Last year, at the turkey trot, it was the only time I’ve ever taken someone out during a race with a stroller. It was a turn and their leg kicked back into the stroller. I helped her get up and we got back on course (I would win the stroller division, she would win her age group; we hugged it out at the trophy ceremony). However, I felt ridiculously bad doing that so this year I immediately went to the farthest outside opposite of where the first turn is (usually the side serious runners avoid) for the first mile or so. The honest truth is I just wanted to win the stroller division and win Kiana some of the outings for food and so I just kept an eye out on the strollers and by the end of mile 1 was ahead of all of them clocking it in at 6:08. So I just said okay, I’ll take it easy from here to the finish line unless any strollers get close, clocking in the second mile at 6:18.
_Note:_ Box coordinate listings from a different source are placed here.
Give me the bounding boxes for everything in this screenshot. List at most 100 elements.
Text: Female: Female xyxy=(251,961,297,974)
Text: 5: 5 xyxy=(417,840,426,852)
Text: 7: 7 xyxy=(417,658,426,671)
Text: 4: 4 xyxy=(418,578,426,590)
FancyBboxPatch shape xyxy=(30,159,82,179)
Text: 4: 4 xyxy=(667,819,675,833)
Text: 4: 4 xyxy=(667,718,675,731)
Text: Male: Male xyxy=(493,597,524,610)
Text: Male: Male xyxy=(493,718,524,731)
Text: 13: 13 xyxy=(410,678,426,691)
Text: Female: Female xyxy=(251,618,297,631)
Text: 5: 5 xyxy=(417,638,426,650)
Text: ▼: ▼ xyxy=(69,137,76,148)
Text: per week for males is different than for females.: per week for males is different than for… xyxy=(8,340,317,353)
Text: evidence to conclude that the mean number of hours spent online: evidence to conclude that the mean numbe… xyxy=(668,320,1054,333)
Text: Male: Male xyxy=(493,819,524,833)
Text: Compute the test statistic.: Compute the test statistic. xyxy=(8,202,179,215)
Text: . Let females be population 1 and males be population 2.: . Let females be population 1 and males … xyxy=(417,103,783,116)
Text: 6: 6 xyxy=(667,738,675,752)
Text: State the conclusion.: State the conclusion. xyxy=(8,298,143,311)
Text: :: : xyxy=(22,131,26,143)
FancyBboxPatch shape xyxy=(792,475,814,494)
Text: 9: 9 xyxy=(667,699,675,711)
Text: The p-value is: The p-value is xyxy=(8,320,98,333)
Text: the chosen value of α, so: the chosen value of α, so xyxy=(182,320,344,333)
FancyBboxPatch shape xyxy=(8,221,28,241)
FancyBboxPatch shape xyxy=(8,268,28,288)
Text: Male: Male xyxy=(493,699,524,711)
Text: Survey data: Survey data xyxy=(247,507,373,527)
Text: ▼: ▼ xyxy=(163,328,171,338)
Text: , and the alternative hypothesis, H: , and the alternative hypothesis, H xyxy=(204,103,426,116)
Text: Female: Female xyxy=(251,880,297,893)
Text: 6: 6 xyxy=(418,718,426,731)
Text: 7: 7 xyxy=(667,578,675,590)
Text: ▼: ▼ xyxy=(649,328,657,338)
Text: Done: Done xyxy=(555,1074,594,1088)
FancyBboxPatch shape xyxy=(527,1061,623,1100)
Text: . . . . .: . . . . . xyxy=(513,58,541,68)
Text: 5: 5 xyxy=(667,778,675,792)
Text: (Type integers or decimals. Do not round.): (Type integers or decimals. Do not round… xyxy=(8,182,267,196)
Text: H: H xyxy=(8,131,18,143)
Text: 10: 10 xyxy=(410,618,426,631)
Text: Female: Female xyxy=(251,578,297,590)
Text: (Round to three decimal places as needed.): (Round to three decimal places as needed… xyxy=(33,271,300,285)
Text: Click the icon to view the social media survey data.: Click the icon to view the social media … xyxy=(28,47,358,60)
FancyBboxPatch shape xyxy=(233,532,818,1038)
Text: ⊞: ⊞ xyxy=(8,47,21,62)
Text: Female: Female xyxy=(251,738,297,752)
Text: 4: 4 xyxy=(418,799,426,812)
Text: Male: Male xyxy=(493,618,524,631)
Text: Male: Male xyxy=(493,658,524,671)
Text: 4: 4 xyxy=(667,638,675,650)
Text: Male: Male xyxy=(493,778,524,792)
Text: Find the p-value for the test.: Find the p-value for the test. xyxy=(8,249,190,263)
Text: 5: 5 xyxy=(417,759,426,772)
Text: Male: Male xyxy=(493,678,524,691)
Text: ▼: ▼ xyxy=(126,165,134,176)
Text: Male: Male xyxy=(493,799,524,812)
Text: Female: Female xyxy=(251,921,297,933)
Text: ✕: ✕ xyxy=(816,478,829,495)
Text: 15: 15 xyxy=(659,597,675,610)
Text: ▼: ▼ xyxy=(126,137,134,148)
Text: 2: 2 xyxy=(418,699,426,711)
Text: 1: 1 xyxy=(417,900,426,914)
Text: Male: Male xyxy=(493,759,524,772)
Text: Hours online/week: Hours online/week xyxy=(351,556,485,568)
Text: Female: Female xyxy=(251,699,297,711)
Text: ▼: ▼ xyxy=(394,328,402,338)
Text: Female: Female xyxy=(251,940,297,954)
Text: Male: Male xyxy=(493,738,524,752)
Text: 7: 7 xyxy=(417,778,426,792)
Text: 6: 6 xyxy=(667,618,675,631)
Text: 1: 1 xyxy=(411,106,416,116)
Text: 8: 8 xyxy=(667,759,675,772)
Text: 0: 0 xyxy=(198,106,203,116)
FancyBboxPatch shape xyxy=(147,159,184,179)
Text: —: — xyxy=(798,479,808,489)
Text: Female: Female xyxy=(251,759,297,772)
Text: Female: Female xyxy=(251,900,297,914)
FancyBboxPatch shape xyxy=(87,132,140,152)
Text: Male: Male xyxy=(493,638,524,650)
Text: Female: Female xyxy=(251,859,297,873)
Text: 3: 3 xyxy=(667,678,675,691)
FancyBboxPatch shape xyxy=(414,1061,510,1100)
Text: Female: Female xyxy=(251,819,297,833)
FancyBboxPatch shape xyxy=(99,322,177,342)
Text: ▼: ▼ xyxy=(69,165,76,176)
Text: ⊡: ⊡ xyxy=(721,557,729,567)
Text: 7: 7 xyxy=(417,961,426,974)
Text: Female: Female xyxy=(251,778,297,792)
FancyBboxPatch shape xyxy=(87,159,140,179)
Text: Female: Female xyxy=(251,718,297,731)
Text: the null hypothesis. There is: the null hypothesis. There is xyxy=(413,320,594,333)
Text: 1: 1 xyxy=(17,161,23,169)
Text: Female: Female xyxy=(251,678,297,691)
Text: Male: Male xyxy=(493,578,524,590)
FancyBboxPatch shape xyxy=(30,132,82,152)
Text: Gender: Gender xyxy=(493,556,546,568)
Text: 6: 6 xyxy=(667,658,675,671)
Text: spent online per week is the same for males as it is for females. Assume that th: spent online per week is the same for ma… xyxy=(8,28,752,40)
However, the day before the race, we’d gone to see Frozen. And Kiana for some reason loved this song, “Let it go.” I’m certainly no movie critic but the part that was interesting was that someone had gotten “poisoned” with magical ice. And the wise strolls said that it wasn’t that big of a deal the first time when it hit her head, stating that’s not of much use anyway. The second time, years later, it struck her heart and that was lethal. Whatever has poised or frozen any parts of my head, I am reminded each race, each meal, each day that it’s still more than a marathon away from my heart. Ignore any plot lines associated with the song but since Kiana kept singing it, I literally downloaded the song right before the race. It was by far both the closest to a race I’ve ever changed the playlist and the least I’ve ever known a song that was supposed to amp me and Kiana up (go talk to my neuropsychologist about how I have increased impulsivity). Still, it came on about mid course with perfect lyrics:

It's funny how some distance makes everything seem small
And the fears that once controlled me can't get to me at all
Up here in the cold thin air I finally can breathe
I know I left a life behind but I'm too relieved to grieve
Let it go, let it go
Can't hold it back anymore

It might have helped the course got flatter right around then and that the weather was perfect. Between hearing that on its own and hearing Kiana belting it out, I turned it on and let it go. Mile three was a 5:50, mile 4 5:41 and mile 5, 5:40. I would finish the race in 29:33, my fastest 5 miler ever, passing New York by about 3 seconds per mile, repeating the stroller division wins. It was cool to do so on the home terf that had been my first post hospital race, my first stroller race and Kiana’s first race.

I don’t recommend a good chunk of my life but I’ll tell you I am thankful for what I have and whatever will come, there will be something within in it I’ll try to be thankful for. Some people came after the race to shake mine and Kiana’s hand and said they’d seen the piece on NBC (including one of my doctor’s from Duke’s interns). I’ve got medical appointments Monday and Tuesday and the potential of what could happen in those has been messing with me. Friends try to ask how I’m feeling and there are things that you don’t feel. I had done a hill workout and was socializing at a party the day before the first time I woke up in an ambulance. I was literally at the front of a run the second time I woke up in once. And usually, I’m feeling pretty well not too well before the vomiting or focal seizures take place so this is one place where I think how I feel matters very little. Trying to do with as much conviction as she'd thrown leaves up in the air with,  I gotta say for those last three miles, I was just a guy with his kid, singing, running and letting it go.  And that was something to be thankful for.